With cries of “Rebuild now! Rebuild Now!” parishioners and supporters of a Greek Orthodox church that was destroyed in the 9/11 attacks rallied at Ground Zero on June 26 in hopes of resuming negotiations to rebuild the church.
St. Nicholas Greek Orthodox Church and the Port Authority of New York and New Jersey have been at odds for several years over the cost and exact location of the rebuilt church.
“Shame on the Port Authority to take this long to rebuild our church,” Nicholas A. Karacostas, supreme president of the American Hellenic Educational Progressive Association, a national Greek-American group, at a rally that drew about 100 people to the site of the former World Trade Center.
“It’s a crime, it’s a crime for us to beg them to rebuild the church in its rightful place.”
Less than three months before the 10th anniversary of the 9/11 attacks, the church’s pastor, the Rev. John Romas, said he and his flock are frustrated that negotiations have been stalled for almost a year.
“Let us hope our prayers will be answered,” Romas said.
The Port Authority is in charge of the overall rebuilding efforts at Ground Zero. St. Nicholas, a small parish whose history dates back to 1916, stood in the shadows of the trade center’s twin towers and was the only house of worship destroyed in the attacks.
The uncertain future of St. Nicholas has sometimes been described as a reflection of larger problems at the World Trade Center site, where rebuilding has been marred by delays, political infighting, financing problems and bureaucratic snafus.
While rebuilding St. Nicholas is considered a small part of the overall rebuilding efforts, the negotiations over the church have been particularly sour. Earlier this year, frustrated church officials filed a lawsuit against the Port Authority over the delays.
The Port Authority and the church had a preliminary agreement for a land swap in which the church would give up rights to its former site on Cedar Street and rebuild at a larger property on Liberty Street.
The Port Authority did not respond immediately for comment about the rally or the criticisms made by the church. But officials had previously said talks with St. Nicholas got bogged down over what they called the church’s escalating demands.
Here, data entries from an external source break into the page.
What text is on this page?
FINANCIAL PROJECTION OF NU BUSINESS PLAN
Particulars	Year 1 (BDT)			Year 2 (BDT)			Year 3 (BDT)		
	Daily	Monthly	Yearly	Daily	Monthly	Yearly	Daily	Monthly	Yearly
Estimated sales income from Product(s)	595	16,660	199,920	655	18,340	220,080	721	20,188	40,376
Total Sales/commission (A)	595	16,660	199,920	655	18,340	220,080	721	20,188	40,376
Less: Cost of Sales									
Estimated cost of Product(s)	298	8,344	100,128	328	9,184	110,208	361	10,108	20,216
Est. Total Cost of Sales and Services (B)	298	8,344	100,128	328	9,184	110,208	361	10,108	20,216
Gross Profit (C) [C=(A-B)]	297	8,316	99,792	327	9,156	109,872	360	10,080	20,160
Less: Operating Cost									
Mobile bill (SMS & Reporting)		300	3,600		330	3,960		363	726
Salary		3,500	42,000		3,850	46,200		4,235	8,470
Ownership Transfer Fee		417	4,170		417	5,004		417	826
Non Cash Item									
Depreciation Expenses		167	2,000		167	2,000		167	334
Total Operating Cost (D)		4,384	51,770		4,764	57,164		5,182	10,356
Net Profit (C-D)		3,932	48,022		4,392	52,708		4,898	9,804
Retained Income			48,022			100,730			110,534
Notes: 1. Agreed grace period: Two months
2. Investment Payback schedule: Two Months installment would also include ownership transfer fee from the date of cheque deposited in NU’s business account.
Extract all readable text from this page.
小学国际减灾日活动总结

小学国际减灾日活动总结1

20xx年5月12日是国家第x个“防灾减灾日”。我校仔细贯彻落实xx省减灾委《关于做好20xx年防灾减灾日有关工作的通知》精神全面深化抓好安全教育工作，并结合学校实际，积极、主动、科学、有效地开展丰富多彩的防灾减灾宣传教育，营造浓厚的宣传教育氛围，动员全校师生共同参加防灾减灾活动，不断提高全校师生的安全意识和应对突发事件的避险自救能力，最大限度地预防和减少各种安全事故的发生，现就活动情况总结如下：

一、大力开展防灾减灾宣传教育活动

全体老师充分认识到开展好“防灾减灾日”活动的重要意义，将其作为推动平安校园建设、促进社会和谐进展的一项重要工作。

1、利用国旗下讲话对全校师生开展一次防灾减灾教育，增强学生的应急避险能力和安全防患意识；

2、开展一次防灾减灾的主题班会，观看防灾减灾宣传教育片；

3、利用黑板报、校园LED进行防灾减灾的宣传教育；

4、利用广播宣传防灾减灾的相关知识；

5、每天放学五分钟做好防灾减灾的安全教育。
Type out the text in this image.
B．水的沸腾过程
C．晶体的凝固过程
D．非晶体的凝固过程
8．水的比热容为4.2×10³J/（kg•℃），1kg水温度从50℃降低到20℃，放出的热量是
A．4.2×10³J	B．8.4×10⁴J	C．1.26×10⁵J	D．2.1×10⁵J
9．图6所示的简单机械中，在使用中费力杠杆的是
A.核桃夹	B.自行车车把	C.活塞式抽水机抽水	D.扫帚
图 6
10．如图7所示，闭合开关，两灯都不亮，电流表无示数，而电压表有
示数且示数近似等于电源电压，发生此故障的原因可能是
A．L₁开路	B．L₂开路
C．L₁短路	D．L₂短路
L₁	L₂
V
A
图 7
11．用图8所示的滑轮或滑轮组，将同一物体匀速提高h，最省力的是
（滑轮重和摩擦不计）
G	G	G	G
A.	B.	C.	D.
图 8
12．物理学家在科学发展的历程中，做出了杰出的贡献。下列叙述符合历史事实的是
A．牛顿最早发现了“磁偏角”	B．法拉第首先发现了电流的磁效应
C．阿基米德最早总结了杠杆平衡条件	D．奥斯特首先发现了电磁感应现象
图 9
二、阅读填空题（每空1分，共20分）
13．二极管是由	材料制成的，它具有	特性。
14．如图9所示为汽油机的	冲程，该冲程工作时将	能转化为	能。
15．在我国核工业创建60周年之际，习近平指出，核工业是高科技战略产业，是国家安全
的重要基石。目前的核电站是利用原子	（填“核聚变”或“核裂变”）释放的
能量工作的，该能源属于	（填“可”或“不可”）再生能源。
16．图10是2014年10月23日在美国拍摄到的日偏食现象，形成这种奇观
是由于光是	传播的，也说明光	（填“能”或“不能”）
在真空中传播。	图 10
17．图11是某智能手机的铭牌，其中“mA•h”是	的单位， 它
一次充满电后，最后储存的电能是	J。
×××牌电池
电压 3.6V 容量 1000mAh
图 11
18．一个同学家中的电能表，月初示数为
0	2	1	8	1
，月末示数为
At the Sunday rally, a number of speakers noted that prominent political leaders ― including New York Mayor Michael R. Bloomberg ― had championed the cause of a controversial Muslim cultural center near Ground Zero, but supporters of St. Nicholas said they had experienced nothing but frustration.
“We’re just very frustrated it’s taken so long,” Karacostas said in an interview. “And there’s still nothing to show for it.”